Tutelare maggiormente gli Italiani è davvero una soluzione utile al nostro basket?
Leggendo molti commenti successivi all’eliminazione della nazionale al Preolimpico di Torino, tentando di analizzare più nel profondo le problematiche del nostro movimento, ho notato tornare prepotentemente di scena l’annosa questione dei troppi stranieri in Serie A. Tematica tra l’altro molto cara al presidente Gianni Petrucci che per mesi non ha mancato di sottolineare la cosa tramite i media cartacei anche se poi l’aumento a 6 italiani minimi a roster non si è concretizzato.
Andiamo dritti al punto: servirebbe aumentare nettamente la quota italiani ( lasciando un po’ come i 2-3 stranieri di una volta) per migliorare la problematica legata al livello mediocre dei nostri talenti?
La mia opinione senza giri di parole è NO e aggiungo anche che peggiorerebbe la situazione.
Innanzitutto a chi ricorda i bei tempi andati di dominio europeo con Lega A al massimo splendore e 2 stranieri massimo vorrei dire che il mondo della pallacanestro da allora è totalmente cambiato, ma che soprattutto nel 2016 la globalizzazione è un processo che non può in nessun modo fermare.

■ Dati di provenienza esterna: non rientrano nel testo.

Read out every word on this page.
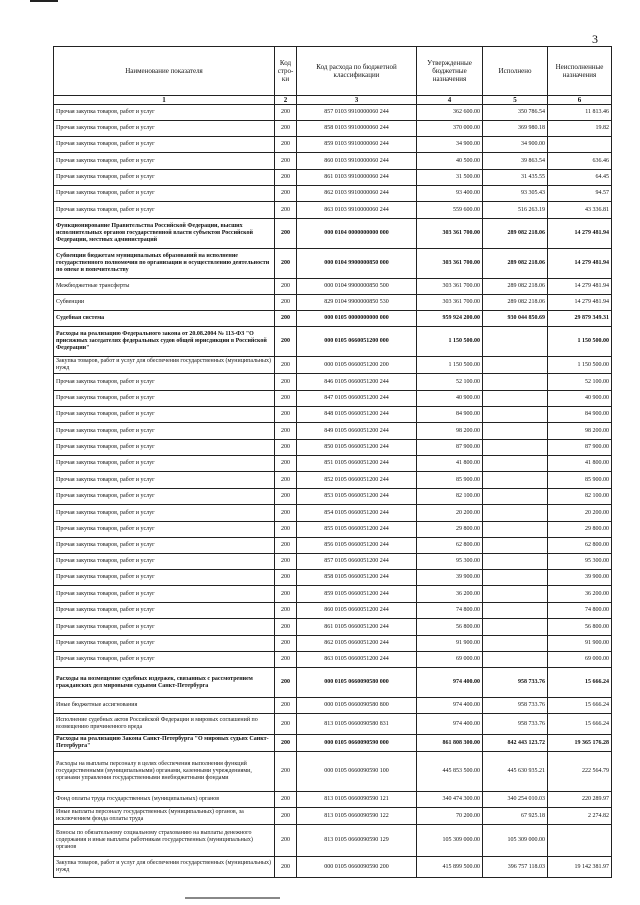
3
Наименование показателя	Код стро-ки	Код расхода по бюджетной классификации	Утвержденные бюджетные назначения	Исполнено	Неисполненные назначения
1	2	3	4	5	6
Прочая закупка товаров, работ и услуг	200	857 0103 9910000060 244	362 600.00	350 786.54	11 813.46
Прочая закупка товаров, работ и услуг	200	858 0103 9910000060 244	370 000.00	369 980.18	19.82
Прочая закупка товаров, работ и услуг	200	859 0103 9910000060 244	34 900.00	34 900.00	
Прочая закупка товаров, работ и услуг	200	860 0103 9910000060 244	40 500.00	39 863.54	636.46
Прочая закупка товаров, работ и услуг	200	861 0103 9910000060 244	31 500.00	31 435.55	64.45
Прочая закупка товаров, работ и услуг	200	862 0103 9910000060 244	93 400.00	93 305.43	94.57
Прочая закупка товаров, работ и услуг	200	863 0103 9910000060 244	559 600.00	516 263.19	43 336.81
Функционирование Правительства Российской Федерации, высших исполнительных органов государственной власти субъектов Российской Федерации, местных администраций	200	000 0104 0000000000 000	303 361 700.00	289 082 218.06	14 279 481.94
Субвенции бюджетам муниципальных образований на исполнение государственного полномочия по организации и осуществлению деятельности по опеке и попечительству	200	000 0104 9900000850 000	303 361 700.00	289 082 218.06	14 279 481.94
Межбюджетные трансферты	200	000 0104 9900000850 500	303 361 700.00	289 082 218.06	14 279 481.94
Субвенции	200	829 0104 9900000850 530	303 361 700.00	289 082 218.06	14 279 481.94
Судебная система	200	000 0105 0000000000 000	959 924 200.00	930 044 850.69	29 879 349.31
Расходы на реализацию Федерального закона от 20.08.2004 № 113-ФЗ "О присяжных заседателях федеральных судов общей юрисдикции в Российской Федерации"	200	000 0105 0660051200 000	1 150 500.00		1 150 500.00
Закупка товаров, работ и услуг для обеспечения государственных (муниципальных) нужд	200	000 0105 0660051200 200	1 150 500.00		1 150 500.00
Прочая закупка товаров, работ и услуг	200	846 0105 0660051200 244	52 100.00		52 100.00
Прочая закупка товаров, работ и услуг	200	847 0105 0660051200 244	40 900.00		40 900.00
Прочая закупка товаров, работ и услуг	200	848 0105 0660051200 244	84 900.00		84 900.00
Прочая закупка товаров, работ и услуг	200	849 0105 0660051200 244	98 200.00		98 200.00
Прочая закупка товаров, работ и услуг	200	850 0105 0660051200 244	87 900.00		87 900.00
Прочая закупка товаров, работ и услуг	200	851 0105 0660051200 244	41 800.00		41 800.00
Прочая закупка товаров, работ и услуг	200	852 0105 0660051200 244	85 900.00		85 900.00
Прочая закупка товаров, работ и услуг	200	853 0105 0660051200 244	82 100.00		82 100.00
Прочая закупка товаров, работ и услуг	200	854 0105 0660051200 244	20 200.00		20 200.00
Прочая закупка товаров, работ и услуг	200	855 0105 0660051200 244	29 800.00		29 800.00
Прочая закупка товаров, работ и услуг	200	856 0105 0660051200 244	62 800.00		62 800.00
Прочая закупка товаров, работ и услуг	200	857 0105 0660051200 244	95 300.00		95 300.00
Прочая закупка товаров, работ и услуг	200	858 0105 0660051200 244	39 900.00		39 900.00
Прочая закупка товаров, работ и услуг	200	859 0105 0660051200 244	36 200.00		36 200.00
Прочая закупка товаров, работ и услуг	200	860 0105 0660051200 244	74 800.00		74 800.00
Прочая закупка товаров, работ и услуг	200	861 0105 0660051200 244	56 800.00		56 800.00
Прочая закупка товаров, работ и услуг	200	862 0105 0660051200 244	91 900.00		91 900.00
Прочая закупка товаров, работ и услуг	200	863 0105 0660051200 244	69 000.00		69 000.00
Расходы на возмещение судебных издержек, связанных с рассмотрением гражданских дел мировыми судьями Санкт-Петербурга	200	000 0105 0660090580 000	974 400.00	958 733.76	15 666.24
Иные бюджетные ассигнования	200	000 0105 0660090580 800	974 400.00	958 733.76	15 666.24
Исполнение судебных актов Российской Федерации и мировых соглашений по возмещению причиненного вреда	200	813 0105 0660090580 831	974 400.00	958 733.76	15 666.24
Расходы на реализацию Закона Санкт-Петербурга "О мировых судьях Санкт-Петербурга"	200	000 0105 0660090590 000	861 808 300.00	842 443 123.72	19 365 176.28
Расходы на выплаты персоналу в целях обеспечения выполнения функций государственными (муниципальными) органами, казенными учреждениями, органами управления государственными внебюджетными фондами	200	000 0105 0660090590 100	445 853 500.00	445 630 935.21	222 564.79
Фонд оплаты труда государственных (муниципальных) органов	200	813 0105 0660090590 121	340 474 300.00	340 254 010.03	220 289.97
Иные выплаты персоналу государственных (муниципальных) органов, за исключением фонда оплаты труда	200	813 0105 0660090590 122	70 200.00	67 925.18	2 274.82
Взносы по обязательному социальному страхованию на выплаты денежного содержания и иные выплаты работникам государственных (муниципальных) органов	200	813 0105 0660090590 129	105 309 000.00	105 309 000.00	
Закупка товаров, работ и услуг для обеспечения государственных (муниципальных) нужд	200	000 0105 0660090590 200	415 899 500.00	396 757 118.03	19 142 381.97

Tuttavia da quei tempi sono cambiare molte cose ad esempio lo sfruttamento e gli investimenti nei vivai, cose ormai completamente sparite (e già questo di per se è una differenza sostanziale).
Per come la vedo io credo fortemente che la rivalità e la concorrenza siano il modo migliore per stimolare a crescere qualcuno. Una metafora sportiva per la lotta di sopravvivenza nella giungla. Ecco tutelando questo effetto proprio non si ottiene. Inoltre tutelare, nel nostro campionato, significa strapagare. Eh si perchè gli Italiani ottengono cosi un’importanza indispensabile anche solo numericamente aumentando quindi il loro valore di mercato anche se il loro valore tecnico rimane basso. Perchè allora tante società in questo periodo storico cosi economicamente complicato preferiscono gli stranieri (anche scarsi)? Molto semplice: costano meno. E in questo modo la qualità media non fa che abbassarsi ulteriormente.
Intendiamoci è giusto mantenere un livello italiano (è il campionato italiano in fondo) ma solo se supportato alle spalle da adeguate strutture funzionanti come ad esempio in Spagna (non a caso col campionato europeo di più alto livello).
Fare un campionato di italiani quasi per soli italiani non servirebbe perchè per crescere davvero devi scontrarti con le altre realtà, con le realtà straniere con altri stili di gioco e fisici diversi. È la differenza e la concorrenza che può risollevarci, bisogna ritrovare lo spirito sportivo autentico, quello che ti vuole portare a superare i propri limiti senza adagiarti sugli allori di una situazione confortevole.
Abolire la quota italiani (impossibile) sarebbe una scelta forte, pericolosa e nel breve periodo sicuramente non darebbe risultati ma si tratta ovviamente di una questione quella dei talenti italiani che va valutata nel lungo termine. Il problema è sempre questo non si ragiona a lungo termine.
In questo modo solo i fenomeni (e sono pochi) sbocceranno presto mentre giocatori più di secondo piano rimarranno impantanati in un medio livello che non porta niente a nessuno.
Quindi alla domanda “bisogna tutelare di più gli italiani?” ribadisco il mio forte NO ma ribadisco anche come il problema sia alla base della scarsa programmazione, dell’abbandono totale dei vivai, e di come ormai da anni si preferisce arrancare solo sull’oggi piuttosto che lavorare con ambizione sul domani.
Ma in fondo siamo in un paese dove si mantengono palazzetti in deroga da decenni piuttosto che lavorare a nuovi progetti, dove si giocano finali scudetto in contemporanea alla nazionale di calcio, quindi che mi sorprendo a fare?